Currently, the cryostat is being rebuilt and upgraded to allow the use of superfluid helium, which is denser than normal liquid helium and will increase the size of the PV neutron spin rotation by 20 %. Superfluid helium does not support the formation of bubbles within the target chambers, and more importantly, the small-angle neutron scattering cross-section of superfluid helium is smaller than normal liquid helium by a factor of 5 [11,12]. This will reduce systematic uncertainties associated with small-angle scattering to the level of 10⁻⁸ rad/m. Additionally, the targets have been redesigned so that the drain time is reduced (estimate 30 s to 60 s to drain), and this should increase available statistics by 10 % to15 %.

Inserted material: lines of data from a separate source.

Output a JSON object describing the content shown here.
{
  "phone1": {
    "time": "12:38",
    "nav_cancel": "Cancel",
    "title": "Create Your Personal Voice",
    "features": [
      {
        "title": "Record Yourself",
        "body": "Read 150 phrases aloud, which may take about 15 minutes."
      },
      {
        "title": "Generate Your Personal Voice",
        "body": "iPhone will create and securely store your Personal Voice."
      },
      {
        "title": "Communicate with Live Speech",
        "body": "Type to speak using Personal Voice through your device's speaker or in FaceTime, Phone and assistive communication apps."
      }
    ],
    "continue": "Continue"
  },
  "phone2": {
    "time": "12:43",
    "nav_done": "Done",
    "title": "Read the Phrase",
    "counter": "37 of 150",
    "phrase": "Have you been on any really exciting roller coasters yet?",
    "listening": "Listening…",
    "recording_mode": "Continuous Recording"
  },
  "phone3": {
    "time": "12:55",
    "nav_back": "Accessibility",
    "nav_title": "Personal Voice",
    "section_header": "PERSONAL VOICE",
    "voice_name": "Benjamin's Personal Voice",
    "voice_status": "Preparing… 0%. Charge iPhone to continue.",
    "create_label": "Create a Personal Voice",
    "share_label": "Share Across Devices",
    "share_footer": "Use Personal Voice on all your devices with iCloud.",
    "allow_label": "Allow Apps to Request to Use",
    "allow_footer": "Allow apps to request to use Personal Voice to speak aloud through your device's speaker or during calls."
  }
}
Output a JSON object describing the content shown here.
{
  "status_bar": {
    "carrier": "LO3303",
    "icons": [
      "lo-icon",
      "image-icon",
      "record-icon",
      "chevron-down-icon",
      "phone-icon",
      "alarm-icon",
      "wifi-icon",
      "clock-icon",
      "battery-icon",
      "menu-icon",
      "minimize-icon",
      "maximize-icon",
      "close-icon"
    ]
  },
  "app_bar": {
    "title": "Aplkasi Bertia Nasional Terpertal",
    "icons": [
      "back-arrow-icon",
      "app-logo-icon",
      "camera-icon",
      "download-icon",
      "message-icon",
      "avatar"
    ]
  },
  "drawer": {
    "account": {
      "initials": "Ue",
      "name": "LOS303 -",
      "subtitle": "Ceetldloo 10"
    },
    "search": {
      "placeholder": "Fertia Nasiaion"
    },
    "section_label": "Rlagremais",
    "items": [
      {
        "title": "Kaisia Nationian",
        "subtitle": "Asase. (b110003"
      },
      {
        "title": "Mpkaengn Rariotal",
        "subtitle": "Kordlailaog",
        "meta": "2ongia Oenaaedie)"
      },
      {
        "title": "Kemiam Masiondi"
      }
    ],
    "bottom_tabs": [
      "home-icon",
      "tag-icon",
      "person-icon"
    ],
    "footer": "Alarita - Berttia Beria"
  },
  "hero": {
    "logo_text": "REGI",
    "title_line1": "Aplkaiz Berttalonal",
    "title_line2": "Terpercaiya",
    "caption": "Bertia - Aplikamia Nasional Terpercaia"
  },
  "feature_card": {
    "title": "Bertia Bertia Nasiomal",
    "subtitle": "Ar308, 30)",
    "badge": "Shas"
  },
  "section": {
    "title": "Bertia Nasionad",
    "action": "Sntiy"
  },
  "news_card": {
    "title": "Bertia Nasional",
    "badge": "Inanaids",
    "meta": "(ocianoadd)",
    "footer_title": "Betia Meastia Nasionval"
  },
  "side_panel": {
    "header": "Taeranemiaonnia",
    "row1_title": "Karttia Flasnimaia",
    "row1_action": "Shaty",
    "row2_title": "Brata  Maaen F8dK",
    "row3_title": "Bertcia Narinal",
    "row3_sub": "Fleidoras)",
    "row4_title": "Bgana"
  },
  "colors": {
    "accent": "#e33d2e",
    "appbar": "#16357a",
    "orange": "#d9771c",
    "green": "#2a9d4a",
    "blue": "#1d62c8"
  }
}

Since target-dependent systematic effects scale with the strength of the residual axial magnetic field, reduction of those fields are crucial. Previously, two coaxial shields built from Co-netic AA3 alloy along with field offset trim coils surrounding the cryostat reduced the residual magnetic fields in the target region to less than 1 nT. The addition of a third coaxial shield built from Cryoperm 10 alloy and positioned inside the cryostat could further decrease residual magnetic fields in the target to less than 0.5 nT. This will reduce the size of all target-dependent PC systematic uncertainties to the level of 10⁻⁸ rad/m or less. Finally, the NIST cold source has been upgraded since the last measurement, and beam fluence for the new experiment will be increased by a factor of approximately 1.5 [13].

We plan to finish upgrades on the polarimeter and move the apparatus back to NIST for a second run in 2005. Expecting to collect a much larger data set, we anticipate a precision of measuring φ_PV(n,α) during the upcoming run on the order of 1 × 10⁻⁷ rad/m, which is an improvement of a factor of 5 over the previous measurement.